Promising findings for patients with Duchenne muscular dystrophy
The leading cause of death in boys and young men with Duchenne muscular dystrophy (DMD) is heart muscle disease. A new study led by Subha Raman, MD, (pictured below) a cardiologist and professor at The Ohio State University Wexner Medical Center, shows promise in treating those hearts.
Dr. Raman’s research shows that when certain heart failure drugs are given to patients with DMD early on, the progressive decline in heart function slows before symptoms are apparent. The groundbreaking details have been published in The Lancet Neurology.
Building on what we’ve learned
Dr. Raman led a team of DMD experts at multiple sites that tested the combination of the drug eplerenone and either an ACE inhibitor or an angiotensin receptor blocker to decrease the progression of heart muscle disease.

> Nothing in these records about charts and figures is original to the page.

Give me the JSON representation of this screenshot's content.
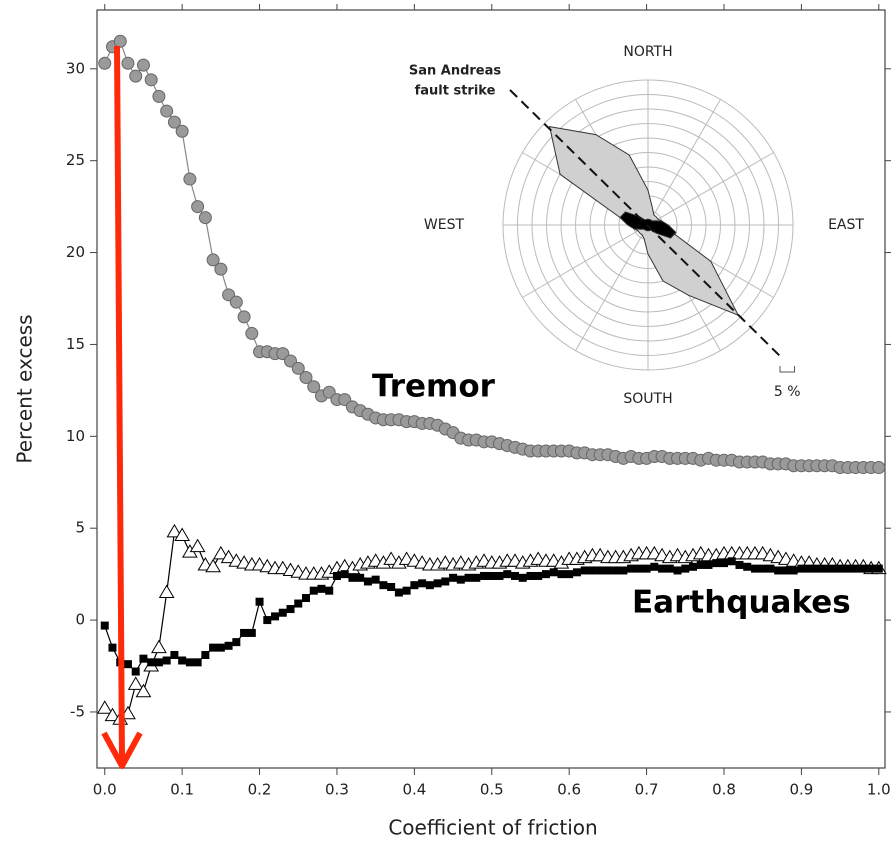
{
  "chart_data": [
    {
      "type": "scatter-line",
      "x_label": "Coefficient of friction",
      "y_label": "Percent excess",
      "annotations": [
        "Tremor",
        "Earthquakes"
      ],
      "xlim": [
        -0.01,
        1.008
      ],
      "ylim": [
        -8.05,
        33.2
      ],
      "xticks": [
        {
          "value": 0,
          "label": "0.0"
        },
        0.1,
        0.2,
        0.3,
        0.4,
        0.5,
        0.6,
        0.7,
        0.8,
        0.9,
        {
          "value": 1,
          "label": "1.0"
        }
      ],
      "yticks": [
        -5,
        0,
        5,
        10,
        15,
        20,
        25,
        30
      ],
      "x": [
        0,
        0.01,
        0.02,
        0.03,
        0.04,
        0.05,
        0.06,
        0.07,
        0.08,
        0.09,
        0.1,
        0.11,
        0.12,
        0.13,
        0.14,
        0.15,
        0.16,
        0.17,
        0.18,
        0.19,
        0.2,
        0.21,
        0.22,
        0.23,
        0.24,
        0.25,
        0.26,
        0.27,
        0.28,
        0.29,
        0.3,
        0.31,
        0.32,
        0.33,
        0.34,
        0.35,
        0.36,
        0.37,
        0.38,
        0.39,
        0.4,
        0.41,
        0.42,
        0.43,
        0.44,
        0.45,
        0.46,
        0.47,
        0.48,
        0.49,
        0.5,
        0.51,
        0.52,
        0.53,
        0.54,
        0.55,
        0.56,
        0.57,
        0.58,
        0.59,
        0.6,
        0.61,
        0.62,
        0.63,
        0.64,
        0.65,
        0.66,
        0.67,
        0.68,
        0.69,
        0.7,
        0.71,
        0.72,
        0.73,
        0.74,
        0.75,
        0.76,
        0.77,
        0.78,
        0.79,
        0.8,
        0.81,
        0.82,
        0.83,
        0.84,
        0.85,
        0.86,
        0.87,
        0.88,
        0.89,
        0.9,
        0.91,
        0.92,
        0.93,
        0.94,
        0.95,
        0.96,
        0.97,
        0.98,
        0.99,
        1
      ],
      "series": [
        {
          "marker": "triangle",
          "color": "#000000",
          "values": [
            -4.8,
            -5.2,
            -5.4,
            -5.1,
            -3.5,
            -3.9,
            -2.5,
            -1.5,
            1.5,
            4.8,
            4.6,
            3.7,
            4.0,
            3.0,
            2.9,
            3.6,
            3.4,
            3.2,
            3.1,
            3.0,
            3.0,
            2.9,
            2.8,
            2.8,
            2.7,
            2.6,
            2.5,
            2.5,
            2.5,
            2.6,
            2.8,
            2.9,
            2.8,
            3.0,
            3.1,
            3.2,
            3.1,
            3.3,
            3.1,
            3.3,
            3.2,
            3.1,
            3.0,
            3.0,
            3.1,
            3.0,
            3.1,
            3.0,
            3.1,
            3.2,
            3.1,
            3.1,
            3.2,
            3.2,
            3.1,
            3.2,
            3.3,
            3.2,
            3.2,
            3.1,
            3.3,
            3.3,
            3.4,
            3.5,
            3.5,
            3.4,
            3.4,
            3.4,
            3.5,
            3.6,
            3.6,
            3.6,
            3.5,
            3.4,
            3.5,
            3.4,
            3.5,
            3.6,
            3.5,
            3.5,
            3.6,
            3.6,
            3.6,
            3.6,
            3.6,
            3.6,
            3.5,
            3.4,
            3.3,
            3.2,
            3.1,
            3.1,
            3.0,
            3.0,
            3.0,
            2.9,
            2.9,
            2.9,
            2.9,
            2.8,
            2.8
          ]
        },
        {
          "marker": "square",
          "color": "#000000",
          "values": [
            -0.3,
            -1.5,
            -2.3,
            -2.4,
            -2.8,
            -2.1,
            -2.3,
            -2.3,
            -2.2,
            -1.9,
            -2.2,
            -2.3,
            -2.3,
            -1.9,
            -1.5,
            -1.5,
            -1.4,
            -1.2,
            -0.7,
            -0.7,
            1.0,
            0.0,
            0.2,
            0.4,
            0.6,
            0.9,
            1.2,
            1.6,
            1.7,
            1.6,
            2.4,
            2.5,
            2.3,
            2.3,
            2.1,
            2.2,
            1.9,
            1.8,
            1.5,
            1.6,
            1.9,
            2.0,
            1.9,
            2.0,
            2.1,
            2.3,
            2.2,
            2.3,
            2.3,
            2.4,
            2.4,
            2.4,
            2.5,
            2.4,
            2.3,
            2.4,
            2.4,
            2.5,
            2.6,
            2.5,
            2.5,
            2.6,
            2.7,
            2.7,
            2.7,
            2.7,
            2.7,
            2.7,
            2.8,
            2.8,
            2.8,
            2.9,
            2.8,
            2.8,
            2.7,
            2.8,
            2.9,
            3.0,
            3.0,
            3.1,
            3.1,
            3.2,
            3.0,
            2.9,
            2.8,
            2.8,
            2.8,
            2.7,
            2.7,
            2.7,
            2.8,
            2.8,
            2.8,
            2.8,
            2.8,
            2.8,
            2.8,
            2.8,
            2.8,
            2.8,
            2.8
          ]
        },
        {
          "marker": "circle",
          "color": "#9a9a9a",
          "values": [
            30.3,
            31.2,
            31.5,
            30.3,
            29.6,
            30.2,
            29.4,
            28.5,
            27.7,
            27.1,
            26.6,
            24.0,
            22.5,
            21.9,
            19.6,
            19.1,
            17.7,
            17.3,
            16.5,
            15.6,
            14.6,
            14.6,
            14.5,
            14.5,
            14.1,
            13.7,
            13.2,
            12.7,
            12.2,
            12.4,
            12.0,
            12.0,
            11.6,
            11.4,
            11.2,
            11.0,
            10.9,
            10.9,
            10.9,
            10.8,
            10.8,
            10.7,
            10.7,
            10.6,
            10.4,
            10.2,
            9.9,
            9.8,
            9.8,
            9.7,
            9.7,
            9.6,
            9.5,
            9.4,
            9.3,
            9.2,
            9.2,
            9.2,
            9.2,
            9.2,
            9.2,
            9.1,
            9.1,
            9.0,
            9.0,
            9.0,
            8.9,
            8.8,
            8.9,
            8.8,
            8.8,
            8.9,
            8.9,
            8.8,
            8.8,
            8.8,
            8.8,
            8.7,
            8.8,
            8.7,
            8.7,
            8.7,
            8.6,
            8.6,
            8.6,
            8.6,
            8.5,
            8.5,
            8.5,
            8.4,
            8.4,
            8.4,
            8.4,
            8.4,
            8.4,
            8.3,
            8.3,
            8.3,
            8.3,
            8.3,
            8.3
          ]
        }
      ]
    },
    {
      "type": "rose",
      "direction_labels": [
        "NORTH",
        "EAST",
        "SOUTH",
        "WEST"
      ],
      "annotation": [
        "San Andreas",
        "fault strike"
      ],
      "scale_bar": {
        "value": 5,
        "label": "5 %"
      },
      "rlim": [
        0,
        50
      ],
      "rticks": [
        5,
        10,
        15,
        20,
        25,
        30,
        35,
        40,
        45,
        50
      ],
      "bearings": [
        0,
        15,
        30,
        45,
        60,
        75,
        90,
        105,
        120,
        135,
        150,
        165,
        180,
        195,
        210,
        225,
        240,
        255,
        270,
        285,
        300,
        315,
        330,
        345
      ],
      "series": [
        {
          "color": "#d0d0d0",
          "values": [
            12,
            6,
            4,
            4,
            4,
            5,
            6,
            8,
            25,
            44,
            28,
            20,
            10,
            5,
            4,
            4,
            4,
            5,
            6,
            10,
            35,
            48,
            36,
            25
          ]
        },
        {
          "color": "#000000",
          "values": [
            2,
            2,
            2,
            2,
            3,
            5,
            7,
            10,
            9,
            4,
            2,
            2,
            2,
            2,
            2,
            2,
            3,
            5,
            7,
            10,
            9,
            4,
            2,
            2
          ]
        }
      ]
    }
  ]
}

They based this trial on their earlier lab findings that showed this combination of medicines reduced muscle damage and preserved function.
After 12 months of starting the study medicine, patients in the eplerenone treatment group had significantly less decline in left ventricular function than in those on placebo.
Nothing but BallouSkies
BallouSkies is an organization started by Ryan Ballou (pictured right) of Pittsburgh, a young man with DMD, and his father that raises awareness and funding for Dr. Raman’s research of heart disease in muscular dystrophy patients. BallouSkies was the primary financial supporter of this clinical study.
Dr. Raman is propelled by this assistance. “This research progressed much faster thanks to their support. The work we have accomplished in just a few years would have taken a decade or more if we had to seek funding from traditional grant mechanisms alone.”